Virtual Memory I: the problem
http://en.wikipedia.org/wiki/High_memory
http://lwn.net/Articles/75174/
[Posted March 10, 2004 by corbet]
This article serves mostly as background to help understand why the kernel developers are considering making fundamental virtual memory changes at this point in the development cycle. It can probably be skipped by readers who understand how high and low memory work on 32-bit systems.
A 32-bit processor can address a maximum of 4GB of memory. One could, in theory, extend the instruction set to allow for larger pointers, but, in practice, nobody does that; the effects on performance and compatibility would be too strong. So the limitation remains: no process on a 32-bit system can have an address space larger than 4GB, and the kernel cannot directly address more than 4GB.

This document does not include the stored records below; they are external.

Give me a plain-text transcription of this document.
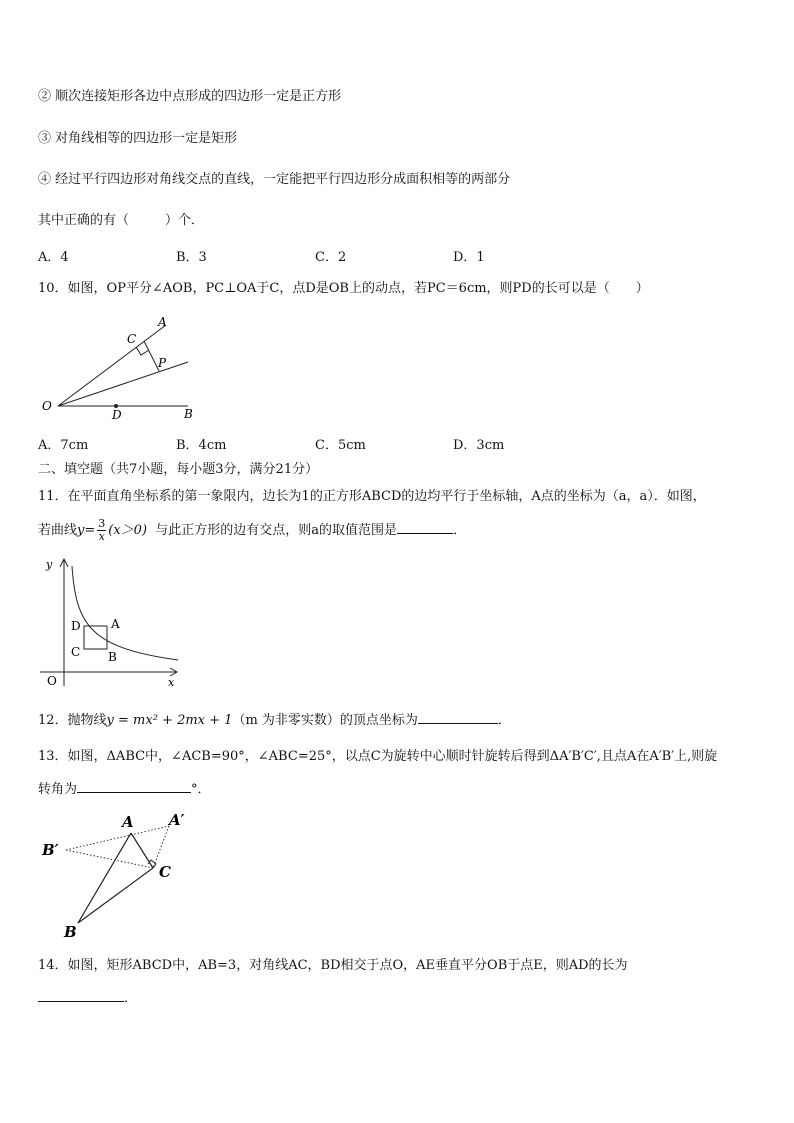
② 顺次连接矩形各边中点形成的四边形一定是正方形
③ 对角线相等的四边形一定是矩形
④ 经过平行四边形对角线交点的直线，一定能把平行四边形分成面积相等的两部分
其中正确的有（	）个．
A．4	B．3	C．2	D．1
10．如图，OP平分∠AOB，PC⊥OA于C，点D是OB上的动点，若PC＝6cm，则PD的长可以是（　　）
O
A
B
C
P
D
A．7cm	B．4cm	C．5cm	D．3cm
二、填空题（共7小题，每小题3分，满分21分）
11．在平面直角坐标系的第一象限内，边长为1的正方形ABCD的边均平行于坐标轴，A点的坐标为（a，a）．如图，
若曲线$y= \frac{3}{x} (x>0)$ 与此正方形的边有交点，则a的取值范围是	．
y
x
O
A
B
C
D
12．抛物线y = mx² + 2mx + 1（m 为非零实数）的顶点坐标为	．
13．如图，ΔABC中，∠ACB=90°，∠ABC=25°，以点C为旋转中心顺时针旋转后得到ΔA′B′C′,且点A在A′B′上,则旋
转角为	°．
A A′
B′
C
B
14．如图，矩形ABCD中，AB=3，对角线AC，BD相交于点O，AE垂直平分OB于点E，则AD的长为
．
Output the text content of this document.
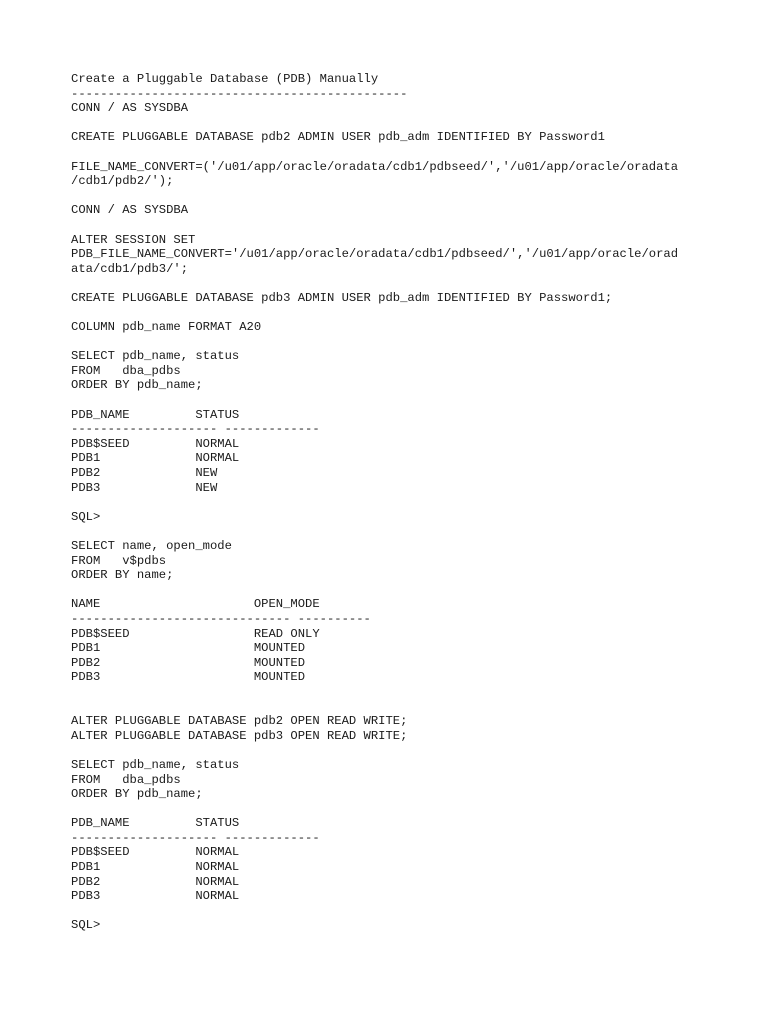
Create a Pluggable Database (PDB) Manually
----------------------------------------------
CONN / AS SYSDBA
CREATE PLUGGABLE DATABASE pdb2 ADMIN USER pdb_adm IDENTIFIED BY Password1
FILE_NAME_CONVERT=('/u01/app/oracle/oradata/cdb1/pdbseed/','/u01/app/oracle/oradata
/cdb1/pdb2/');
CONN / AS SYSDBA
ALTER SESSION SET
PDB_FILE_NAME_CONVERT='/u01/app/oracle/oradata/cdb1/pdbseed/','/u01/app/oracle/orad
ata/cdb1/pdb3/';
CREATE PLUGGABLE DATABASE pdb3 ADMIN USER pdb_adm IDENTIFIED BY Password1;
COLUMN pdb_name FORMAT A20
SELECT pdb_name, status
FROM   dba_pdbs
ORDER BY pdb_name;
PDB_NAME         STATUS
-------------------- -------------
PDB$SEED         NORMAL
PDB1             NORMAL
PDB2             NEW
PDB3             NEW
SQL>
SELECT name, open_mode
FROM   v$pdbs
ORDER BY name;
NAME                     OPEN_MODE
------------------------------ ----------
PDB$SEED                 READ ONLY
PDB1                     MOUNTED
PDB2                     MOUNTED
PDB3                     MOUNTED
ALTER PLUGGABLE DATABASE pdb2 OPEN READ WRITE;
ALTER PLUGGABLE DATABASE pdb3 OPEN READ WRITE;
SELECT pdb_name, status
FROM   dba_pdbs
ORDER BY pdb_name;
PDB_NAME         STATUS
-------------------- -------------
PDB$SEED         NORMAL
PDB1             NORMAL
PDB2             NORMAL
PDB3             NORMAL
SQL>
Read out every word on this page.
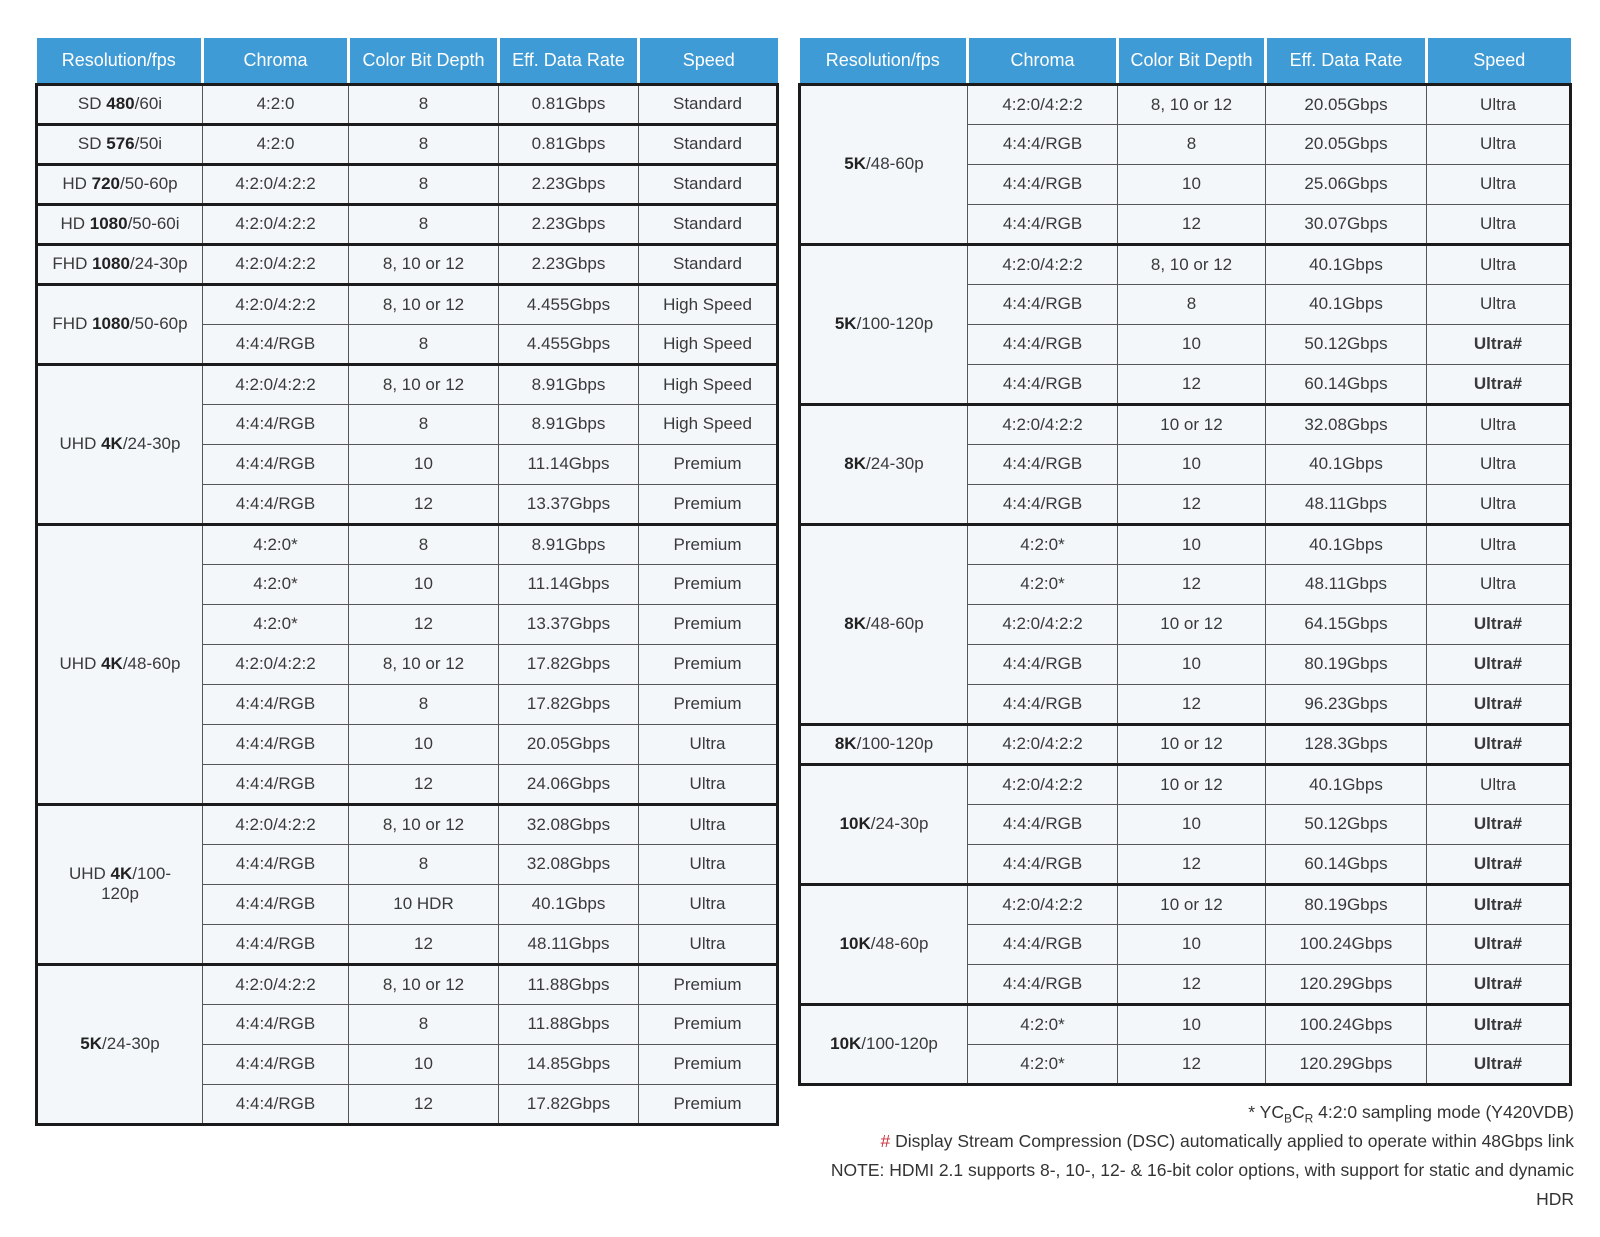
Resolution/fps	Chroma	Color Bit Depth	Eff. Data Rate	Speed
SD 480/60i	4:2:0	8	0.81Gbps	Standard
SD 576/50i	4:2:0	8	0.81Gbps	Standard
HD 720/50-60p	4:2:0/4:2:2	8	2.23Gbps	Standard
HD 1080/50-60i	4:2:0/4:2:2	8	2.23Gbps	Standard
FHD 1080/24-30p	4:2:0/4:2:2	8, 10 or 12	2.23Gbps	Standard
FHD 1080/50-60p	4:2:0/4:2:2	8, 10 or 12	4.455Gbps	High Speed
	4:4:4/RGB	8	4.455Gbps	High Speed
UHD 4K/24-30p	4:2:0/4:2:2	8, 10 or 12	8.91Gbps	High Speed
	4:4:4/RGB	8	8.91Gbps	High Speed
	4:4:4/RGB	10	11.14Gbps	Premium
	4:4:4/RGB	12	13.37Gbps	Premium
UHD 4K/48-60p	4:2:0*	8	8.91Gbps	Premium
	4:2:0*	10	11.14Gbps	Premium
	4:2:0*	12	13.37Gbps	Premium
	4:2:0/4:2:2	8, 10 or 12	17.82Gbps	Premium
	4:4:4/RGB	8	17.82Gbps	Premium
	4:4:4/RGB	10	20.05Gbps	Ultra
	4:4:4/RGB	12	24.06Gbps	Ultra
UHD 4K/100-
120p	4:2:0/4:2:2	8, 10 or 12	32.08Gbps	Ultra
	4:4:4/RGB	8	32.08Gbps	Ultra
	4:4:4/RGB	10 HDR	40.1Gbps	Ultra
	4:4:4/RGB	12	48.11Gbps	Ultra
5K/24-30p	4:2:0/4:2:2	8, 10 or 12	11.88Gbps	Premium
	4:4:4/RGB	8	11.88Gbps	Premium
	4:4:4/RGB	10	14.85Gbps	Premium
	4:4:4/RGB	12	17.82Gbps	Premium
Resolution/fps	Chroma	Color Bit Depth	Eff. Data Rate	Speed
5K/48-60p	4:2:0/4:2:2	8, 10 or 12	20.05Gbps	Ultra
	4:4:4/RGB	8	20.05Gbps	Ultra
	4:4:4/RGB	10	25.06Gbps	Ultra
	4:4:4/RGB	12	30.07Gbps	Ultra
5K/100-120p	4:2:0/4:2:2	8, 10 or 12	40.1Gbps	Ultra
	4:4:4/RGB	8	40.1Gbps	Ultra
	4:4:4/RGB	10	50.12Gbps	Ultra#
	4:4:4/RGB	12	60.14Gbps	Ultra#
8K/24-30p	4:2:0/4:2:2	10 or 12	32.08Gbps	Ultra
	4:4:4/RGB	10	40.1Gbps	Ultra
	4:4:4/RGB	12	48.11Gbps	Ultra
8K/48-60p	4:2:0*	10	40.1Gbps	Ultra
	4:2:0*	12	48.11Gbps	Ultra
	4:2:0/4:2:2	10 or 12	64.15Gbps	Ultra#
	4:4:4/RGB	10	80.19Gbps	Ultra#
	4:4:4/RGB	12	96.23Gbps	Ultra#
8K/100-120p	4:2:0/4:2:2	10 or 12	128.3Gbps	Ultra#
10K/24-30p	4:2:0/4:2:2	10 or 12	40.1Gbps	Ultra
	4:4:4/RGB	10	50.12Gbps	Ultra#
	4:4:4/RGB	12	60.14Gbps	Ultra#
10K/48-60p	4:2:0/4:2:2	10 or 12	80.19Gbps	Ultra#
	4:4:4/RGB	10	100.24Gbps	Ultra#
	4:4:4/RGB	12	120.29Gbps	Ultra#
10K/100-120p	4:2:0*	10	100.24Gbps	Ultra#
	4:2:0*	12	120.29Gbps	Ultra#
* $YC_BC_R$ 4:2:0 sampling mode (Y420VDB)
# Display Stream Compression (DSC) automatically applied to operate within 48Gbps link
NOTE: HDMI 2.1 supports 8-, 10-, 12- & 16-bit color options, with support for static and dynamic HDR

In fact, the limitations are more severe than that. Linux kernels split the 4GB address space between user processes and the kernel; under the most common configuration, the first 3GB of the 32-bit range are given over to user space, and the kernel gets the final 1GB starting at 0xc0000000. Sharing the address space gives a number of performance benefits; in particular, the hardware's address translation buffer can be shared between the kernel and user space.
If the kernel wishes to be able to access the system's physical memory directly, however, it must set up page tables which map that memory into the kernel's part of the address space. With the default 3GB/1GB mapping, the amount of physical memory which can be addressed in this way is somewhat less than 1GB - part of the kernel's space must be set aside for the kernel itself, for memory allocated with vmalloc(), and various other purposes. That is why, until a few years ago, Linux could not even fully handle 1GB of memory on 32-bit systems. In fact, back in 1999, Linus decreed that 32-bit Linux would never, ever support more than 2GB of memory. "This is not negotiable."

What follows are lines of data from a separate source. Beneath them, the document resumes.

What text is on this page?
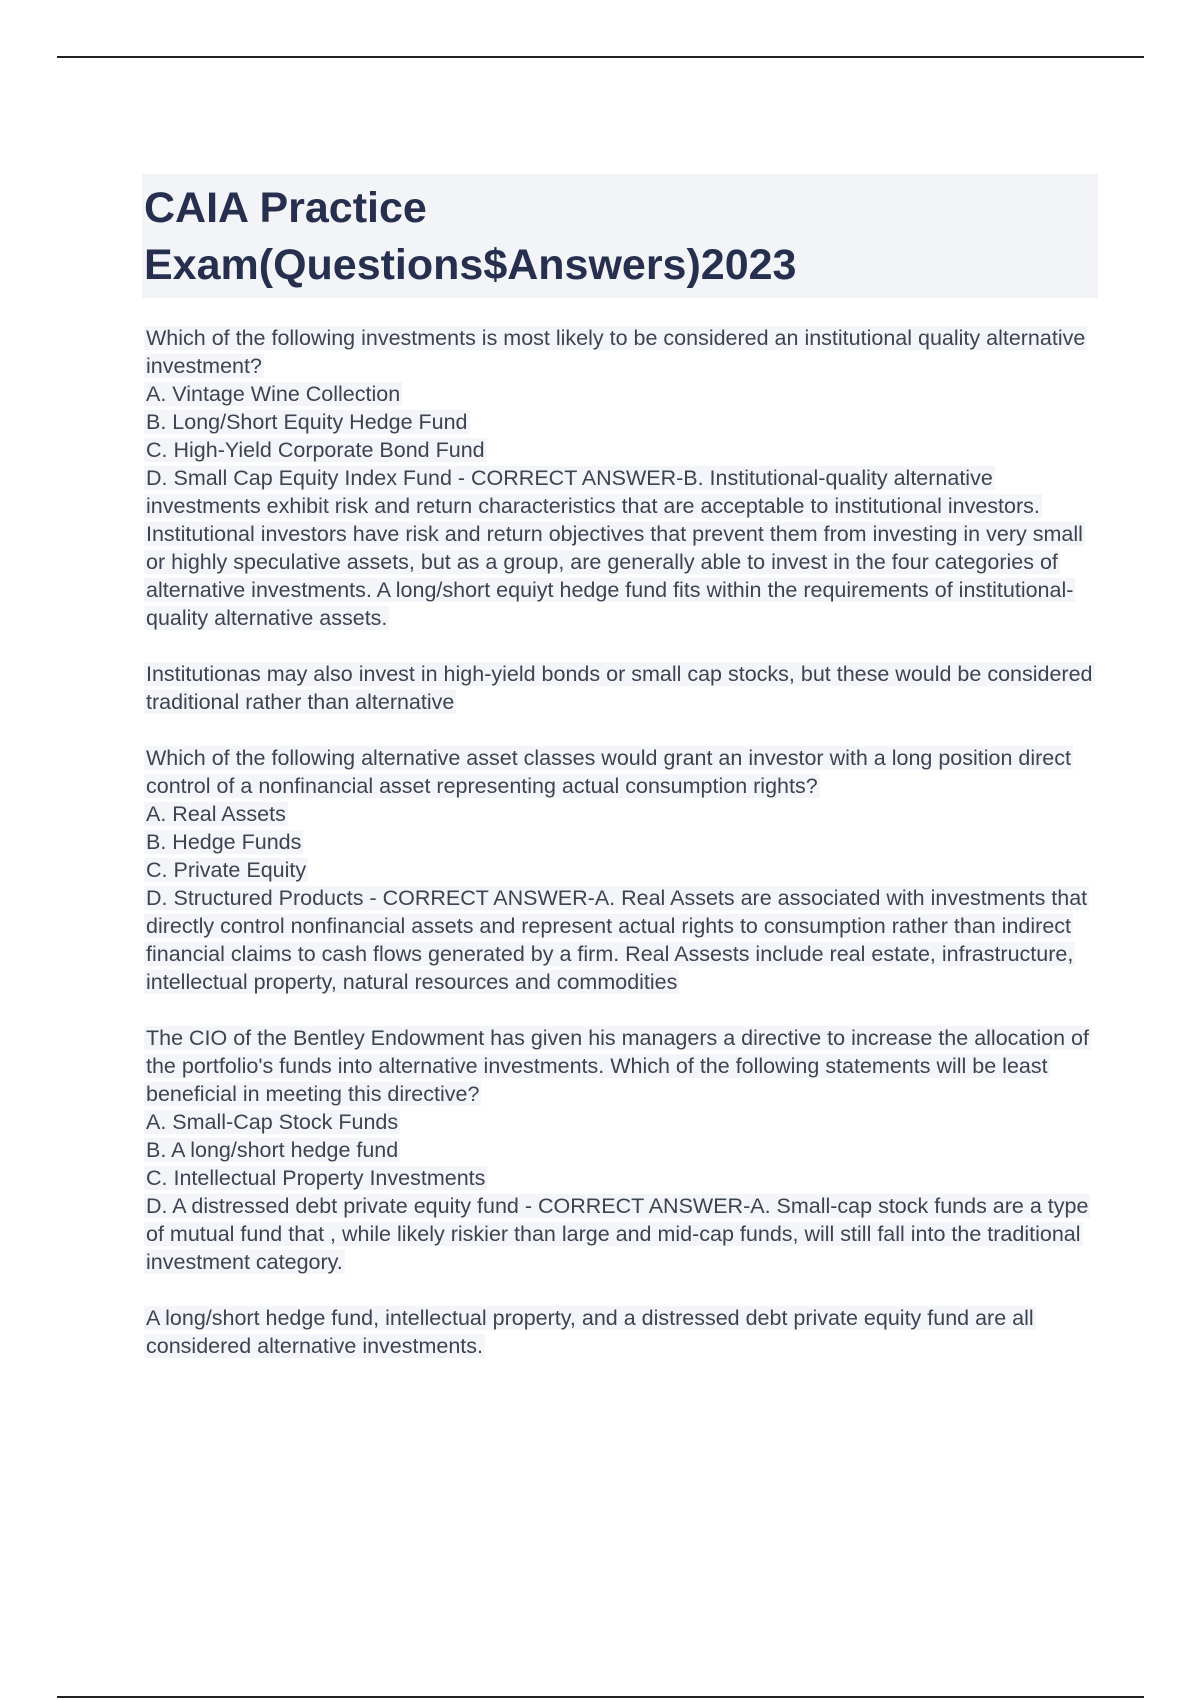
CAIA Practice Exam(Questions$Answers)2023

Which of the following investments is most likely to be considered an institutional quality alternative investment?
A. Vintage Wine Collection
B. Long/Short Equity Hedge Fund
C. High-Yield Corporate Bond Fund
D. Small Cap Equity Index Fund - CORRECT ANSWER-B. Institutional-quality alternative investments exhibit risk and return characteristics that are acceptable to institutional investors. Institutional investors have risk and return objectives that prevent them from investing in very small or highly speculative assets, but as a group, are generally able to invest in the four categories of alternative investments. A long/short equiyt hedge fund fits within the requirements of institutional-quality alternative assets.

Institutionas may also invest in high-yield bonds or small cap stocks, but these would be considered traditional rather than alternative

Which of the following alternative asset classes would grant an investor with a long position direct control of a nonfinancial asset representing actual consumption rights?
A. Real Assets
B. Hedge Funds
C. Private Equity
D. Structured Products - CORRECT ANSWER-A. Real Assets are associated with investments that directly control nonfinancial assets and represent actual rights to consumption rather than indirect financial claims to cash flows generated by a firm. Real Assests include real estate, infrastructure, intellectual property, natural resources and commodities

The CIO of the Bentley Endowment has given his managers a directive to increase the allocation of the portfolio's funds into alternative investments. Which of the following statements will be least beneficial in meeting this directive?
A. Small-Cap Stock Funds
B. A long/short hedge fund
C. Intellectual Property Investments
D. A distressed debt private equity fund - CORRECT ANSWER-A. Small-cap stock funds are a type of mutual fund that , while likely riskier than large and mid-cap funds, will still fall into the traditional investment category.

A long/short hedge fund, intellectual property, and a distressed debt private equity fund are all considered alternative investments.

Linus's views notwithstanding, the rest of the world continued on with the strange notion that 32-bit systems should be able to support massive amounts of memory. The processor vendors added paging modes which could use physical addresses which exceed 32 bits in length, thus ending the 4GB limit for physical memory. The internal addressing limitations in the Linux kernel remained, however. Happily for users of large systems, Linus can acknowledge an error and change his mind; he did eventually allow large memory support into the 2.3 kernel. That support came with its own costs and limitations, however.

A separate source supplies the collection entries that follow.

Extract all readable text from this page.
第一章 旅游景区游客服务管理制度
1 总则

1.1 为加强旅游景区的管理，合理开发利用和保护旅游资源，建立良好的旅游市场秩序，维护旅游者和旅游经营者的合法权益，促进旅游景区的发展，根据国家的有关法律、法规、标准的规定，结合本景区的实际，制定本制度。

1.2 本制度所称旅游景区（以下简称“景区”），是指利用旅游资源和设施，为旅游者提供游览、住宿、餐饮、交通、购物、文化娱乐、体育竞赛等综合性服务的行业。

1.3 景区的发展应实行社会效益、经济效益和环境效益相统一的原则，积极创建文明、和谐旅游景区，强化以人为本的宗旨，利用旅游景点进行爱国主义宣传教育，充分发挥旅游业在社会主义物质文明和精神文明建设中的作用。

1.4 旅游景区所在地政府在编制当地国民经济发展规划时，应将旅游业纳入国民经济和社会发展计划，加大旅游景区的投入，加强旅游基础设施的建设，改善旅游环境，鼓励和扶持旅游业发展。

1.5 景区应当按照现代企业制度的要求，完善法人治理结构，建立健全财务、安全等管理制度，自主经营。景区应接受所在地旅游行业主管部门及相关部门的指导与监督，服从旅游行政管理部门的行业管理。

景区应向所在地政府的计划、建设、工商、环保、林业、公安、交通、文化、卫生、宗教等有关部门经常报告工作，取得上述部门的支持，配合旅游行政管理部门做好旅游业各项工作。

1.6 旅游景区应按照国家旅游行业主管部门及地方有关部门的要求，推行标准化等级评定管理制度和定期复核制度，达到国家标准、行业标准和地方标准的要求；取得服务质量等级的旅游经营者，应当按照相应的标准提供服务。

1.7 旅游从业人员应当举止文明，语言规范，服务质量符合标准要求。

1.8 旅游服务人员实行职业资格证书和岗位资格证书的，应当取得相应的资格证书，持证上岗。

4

On 32-bit systems, memory is now divided into "high" and "low" memory. Low memory continues to be mapped directly into the kernel's address space, and is thus always reachable via a kernel-space pointer. High memory, instead, has no direct kernel mapping. When the kernel needs to work with a page in high memory, it must explicitly set up a special page table to map it into the kernel's address space first. This operation can be expensive, and there are limits on the number of high-memory pages which can be mapped at any particular time.
For the most part, the kernel's own data structures must live in low memory. Memory which is not permanently mapped cannot appear in linked lists (because its virtual address is transient and variable), and the performance costs of mapping and unmapping kernel memory are too high. High memory is useful for process pages and some kernel tasks (I/O buffers, for example), but the core of the kernel stays in low memory.
Some 32-bit processors can now address 64GB of physical memory, but the Linux kernel is still not able to deal effectively with that much; the current limit is around 8GB to 16GB, depending on the load. The problem now is that larger systems simply run out of low memory. As the system gets larger, it requires more kernel data structures to manage, and eventually room for those structures can run out. On a very large system, the system memory map (an array of struct page structures which represents physical memory) alone can occupy half of the available low memory.
There are users out there wanting to scale 32-bit Linux systems up to 32GB or more of main memory, so the enterprise-oriented Linux distributors have been scrambling to make that possible. One approach is the 4G/4G patch written by Ingo Molnar. This patch separates the kernel and user address spaces, allowing user processes to have 4GB of virtual memory while simultaneously expanding the kernel's low memory to 4GB. There is a cost, however: the translation buffer is no longer shared and must be flushed for every transition between kernel and user space. Estimates of the magnitude of the performance hit vary greatly, but numbers as high as 30% have been thrown around. This option makes some systems work, however, so Red Hat ships a 4G/4G kernel with its enterprise offerings.
The 4G/4G patch extends the capabilities of the Linux kernel, but it remains unpopular. It is widely seen as an ugly solution, and nobody likes the performance cost. So there are efforts afoot to extend the scalability of the Linux kernel via other means. Some of these efforts will likely go forward - in 2.6, even - but the kernel developers seem increasingly unwilling to distort the kernel's memory management systems to meet the needs of a small number of users who are trying to stretch 32-bit systems far beyond where they should go. There will come a time where they will all answer as Linus did back in 1999: go get a 64-bit system.